Cependant, au cours du XIXe siècle, la présence européenne connaît un accroissement spectaculaire. La première étape, c'est l'"ouverture" de l'Empire (1838-1840) au libéralisme économique. Des traités de commerce, obtenus en échange du soutien apporté à Istanbul contre Méhémet Ali, libèrent l'espace ottoman des entraves et permettent une expansion des intérêts commerciaux dans l'Empire. L'époque de la guerre de Crimée (1854-1856), au cours de laquelle l'Empire combat la Russie aux côtés des Anglais et des Français, marque un autre tournant : elle voit en effet la création de la première banque à capitaux européens, la mise en chantier de la première ligne de chemin de fer construite avec des investissements étrangers, le lancement du premier emprunt : la pénétration européenne n'est plus seulement commerciale, mais également industrielle et financière. Le télégraphe relie Istanbul à l'Europe en 1855 - le premier télégramme envoyé en Europe annonce la prise de Sébastopol, et le français devient la langue utilisée par le service diplomatique turc.
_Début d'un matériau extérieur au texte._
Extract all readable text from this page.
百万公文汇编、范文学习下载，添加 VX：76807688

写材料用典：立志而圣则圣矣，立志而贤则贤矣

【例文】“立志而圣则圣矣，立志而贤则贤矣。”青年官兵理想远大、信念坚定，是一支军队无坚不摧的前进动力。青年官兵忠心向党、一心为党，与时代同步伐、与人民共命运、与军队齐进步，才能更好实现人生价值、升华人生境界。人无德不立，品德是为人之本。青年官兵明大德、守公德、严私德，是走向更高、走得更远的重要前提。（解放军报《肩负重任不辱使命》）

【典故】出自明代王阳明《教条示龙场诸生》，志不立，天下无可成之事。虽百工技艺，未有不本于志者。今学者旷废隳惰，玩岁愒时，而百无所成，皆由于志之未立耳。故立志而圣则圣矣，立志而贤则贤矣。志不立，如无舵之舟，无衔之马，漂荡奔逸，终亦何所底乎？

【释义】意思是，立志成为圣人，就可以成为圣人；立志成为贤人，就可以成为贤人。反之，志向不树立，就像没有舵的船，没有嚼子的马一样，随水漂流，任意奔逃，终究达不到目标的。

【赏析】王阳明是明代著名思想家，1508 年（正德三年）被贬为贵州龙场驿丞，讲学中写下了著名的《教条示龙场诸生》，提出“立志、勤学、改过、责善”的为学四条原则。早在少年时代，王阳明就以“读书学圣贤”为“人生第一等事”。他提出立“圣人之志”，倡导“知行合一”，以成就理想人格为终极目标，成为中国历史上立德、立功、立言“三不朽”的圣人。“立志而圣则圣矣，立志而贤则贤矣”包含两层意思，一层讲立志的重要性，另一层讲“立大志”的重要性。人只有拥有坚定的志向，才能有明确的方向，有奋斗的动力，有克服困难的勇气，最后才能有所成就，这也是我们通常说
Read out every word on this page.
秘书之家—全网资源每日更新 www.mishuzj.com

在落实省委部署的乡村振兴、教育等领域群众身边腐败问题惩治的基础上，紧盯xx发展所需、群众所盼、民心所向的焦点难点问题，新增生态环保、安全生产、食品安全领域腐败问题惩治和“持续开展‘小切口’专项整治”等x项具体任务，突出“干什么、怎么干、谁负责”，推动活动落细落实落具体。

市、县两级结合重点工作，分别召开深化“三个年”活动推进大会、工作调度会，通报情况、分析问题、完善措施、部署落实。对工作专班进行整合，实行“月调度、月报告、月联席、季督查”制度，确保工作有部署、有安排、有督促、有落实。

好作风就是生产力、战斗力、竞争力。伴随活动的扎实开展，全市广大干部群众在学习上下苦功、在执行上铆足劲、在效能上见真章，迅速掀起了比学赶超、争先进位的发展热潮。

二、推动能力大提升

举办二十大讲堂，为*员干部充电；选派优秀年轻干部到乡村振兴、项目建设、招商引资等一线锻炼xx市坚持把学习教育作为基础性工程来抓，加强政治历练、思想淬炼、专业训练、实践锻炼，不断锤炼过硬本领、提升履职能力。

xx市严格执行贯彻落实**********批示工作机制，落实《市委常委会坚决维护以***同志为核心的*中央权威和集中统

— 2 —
Puis débute la phase "impérialiste" dans le dernier quart du XIXe siècle. Dès 1900, les grandes villes portuaires de l'Empire, "les Echelles" du Levant, sont de "petites Europes" qui participent à la "belle époque". Les Européens établis dans l'Empire profitent de conditions favorables : le climat libéral qui découle des capitulations, la protection efficace des réseaux consulaires, l'absence de mouvements xénophobes, comme il en existe à la même époque en Chine.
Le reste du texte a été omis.